Neydi o  Şemsi Denizer dönemindeki Genel Maden İşçileri Sendikası’nın  (GMİS) ülke ve dünya üzerindeki popüleritesi.

Madenci denildiğinde Zonguldak, sendikacı denildiğinde de Şemsi Denizer  akıllara gelirdi.

 

Titremeyeni olmazdı.

 

Saygı duymayanı da!

 

“Canlarım benim” dediğinde onbinleri harekete geçiren efsane işçi önderi Denizer’in  düzenlediği Zonguldak kurultayları ile de mücadele farklı boyutta  sürdürürken, çok farklı düşüncelerin paylaşılıp tartışılmasının ardından da  çözüm konusunda öne çıkan ana tema da hep “özerkleştirme” üzerine  kurgulanırdı.

 

Çünkü; bir kamu kurumunun özerkleştirilmesi siyasal iktidarın baskısından kurtulmak demekti.

 

Kurumu yönetenlerin özgürce hareket edebilmesi ve siyasi çıkarların veya amaçların doğrultusunda kullanılmamak demekti.

 

Piyasa koşullarına göre yatırım ve üretim demekti.

 

Yeniden yapılanmak demekti.

 

Kâr getiren yeni  sektörlere de yönelmek demekti.

 

Ticareti kuralarına göre oynamak demekti.

 

Malına sahip çıkmak, korumak ve geliştirmek demekti.

 

Öyle ya, siyasal iktidarın yerel temsilcileri çalıştıkları kurumu yönetenlerine rağmen kendilerini ayrıcalıklı görmenin ötesinde yönetenleri de yönetip yandaşlarına özel uygulamalar yaptırma şımarıklığı içinde olmasına son verecek bir uygulamanın adı özerkleştirme demekti.

 

İşçiden, emekten, barıştan, ve üretimden yana olan tüm sendikacıların özerkleştirme vurgulamaları ile gündemde sık sık yer alan özerkleştirme sanki Denizer’in alçakça katledilmesinden sonra lugattan ya çıktı ya da çıkarıldı.

 

Şimdi “Özerkleştirmenin” Ö’sünden bile söz eden yok.

 

Peki neden?

 

 

**

 

 

Devrimci İşçi Sendikaları Konfederasyonu (DİSK) Genel Başkanı Kani Beko, beraberindeki heyetle birlikte Genel Maden İşçileri Sendikası (GMİS) Genel Başkanı Eyüp Alabaş’ı makamında ziyaret etti.

 

Ziyaretten memnuniyet duyan  Eyüp Alabaş’ın, TTK ve ÇATES ile ilgili bilgiler vererek ÇATES’in TTK ve taşkömürünün geleceği için mutlaka kamu elinde kalması gerektiğine vurgu yaptığını bildirdi sendikanın basın bürosu.

 

Açıklamayı okuyorum:

 

Ama cümle sadece bu kadar.

 

Konuyla ilgili başka bir ifade yok.

 

Bir cümlede bitirmiş sendika TTK ve ÇATES ile ilgili görüşlerini.

 

Kısa ve öz mü?

 

**

 

TTK’nın özerkleştirme kapsamı çerçevesinde Prof.

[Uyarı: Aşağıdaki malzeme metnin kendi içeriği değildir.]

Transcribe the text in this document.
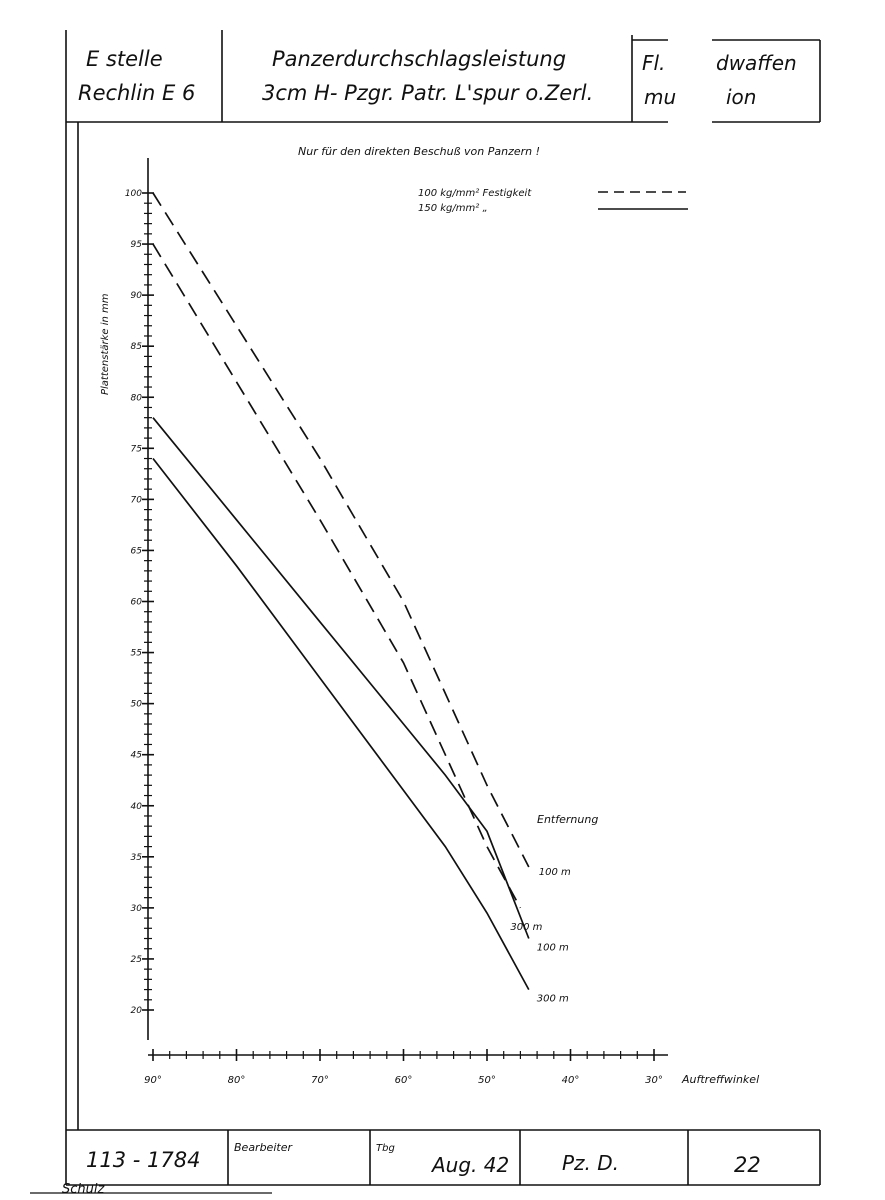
E stelle
Rechlin E 6
Panzerdurchschlagsleistung
3cm H- Pzgr. Patr. L'spur o.Zerl.
Fl.	dwaffen
mu ion
Nur für den direkten Beschuß von Panzern !
100 kg/mm² Festigkeit
150 kg/mm² „
Plattenstärke in mm
Auftreffwinkel
Entfernung
20
25
30
35
40
45
50
55
60
65
70
75
80
85
90
95
100
90°	80°	70°	60°	50°	40°	30°
100 m
300 m
100 m
300 m
113 - 1784
Bearbeiter	Tbg
Aug. 42	Pz. D.	22
Schulz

Dr. Mümtaz Soysal’ın öncülüğünde TBMM’ye verilen “TTK A.Ş Kurulmalı” önergesi de tozlu raflarda kaldı.

 

Oysa önce sendika bu öneriyi tozlu raflardan çıkarıp gündeme taşımalı.

 

Aynen Denizer’in gerçekleştirdiği “Zonguldak Kurultayları”nda Soysal’ın önergesinin günümüzün yeni yasal düzenlemeleri çerçevesinde reviye edilmesi “Zonguldak’ın çözüm reçetesi” olarak ülkeyi yöneten siyasal iktidara önerilse ve bu konuda bir çalışma yürütülmesi neden gündeme getirilmez anlaşılır gibi değil.

 

Zonguldak’ın lokomotifi olan/olması gereken GMİS inisiyatifi tamamen bırakıp kendi kabuğuna çekilip de deyim yerindeyse yan gelip yatarsa Zonguldak’ı kim konuşacak ve çözüm noktalarında tartışabilecek?

 

İktidarın il başkanına, milletvekiline, bakanlara veya yaklaşabilirlerse başbakana gidip de “TTK’ya işçi alınmalı” demek ile Zonguldak’ın sorunları çözümlenebilir mi?

 

Çözüm gerek çözüm.

 

TTK’yı sübvanse eden hükümetlere kurumun özerkleştirilmesini teklif etmek ve sübvanse rakamlarını da kentin dört bir yanının demir ağlarla örülmesini sağlayıp Kdz. Ereğli’ye de bir havaalanı açılmasını istemek çok mu zor?

 

Yılda 500 milyon TL zarar ettiği söylenen TTK’ya giden bu rakamın sadece ulaşım için kullanılması Zonguldak’ı bin gömlek birden ileri  fırlatmaz mı?

 

Sendikanın ve sevgili başkanı adaşım Eyüp Alabaş’ın DİSK’in heyetine bile TTK ve ÇATES ile ilgili olarak mutlaka kamunun elinde kalması sözlerinden başka bir ifadeye yer vermemesini/verememesini yadırgıyorum.

 

Sendika ayağa kalkmalı artık.

 

Zonguldak’ı yeniden buluşturup konuşturmalı.

 

Sonuç bildirgesine de zarar eden kurumların öncelikle siyasal baskıdan kurtulup yeniden yapılanmasını ve sübvanse rakamlarının da Zonguldak’a yatırım olarak dönmesini istemeye hazırlanmalı.

 

Bunu sendika yapar.

 

Zaten sendikaya yakışır…

 

 

**

 

Sevgili dostlar:

 

Sendikacılık yan gelip yatma yeri midir?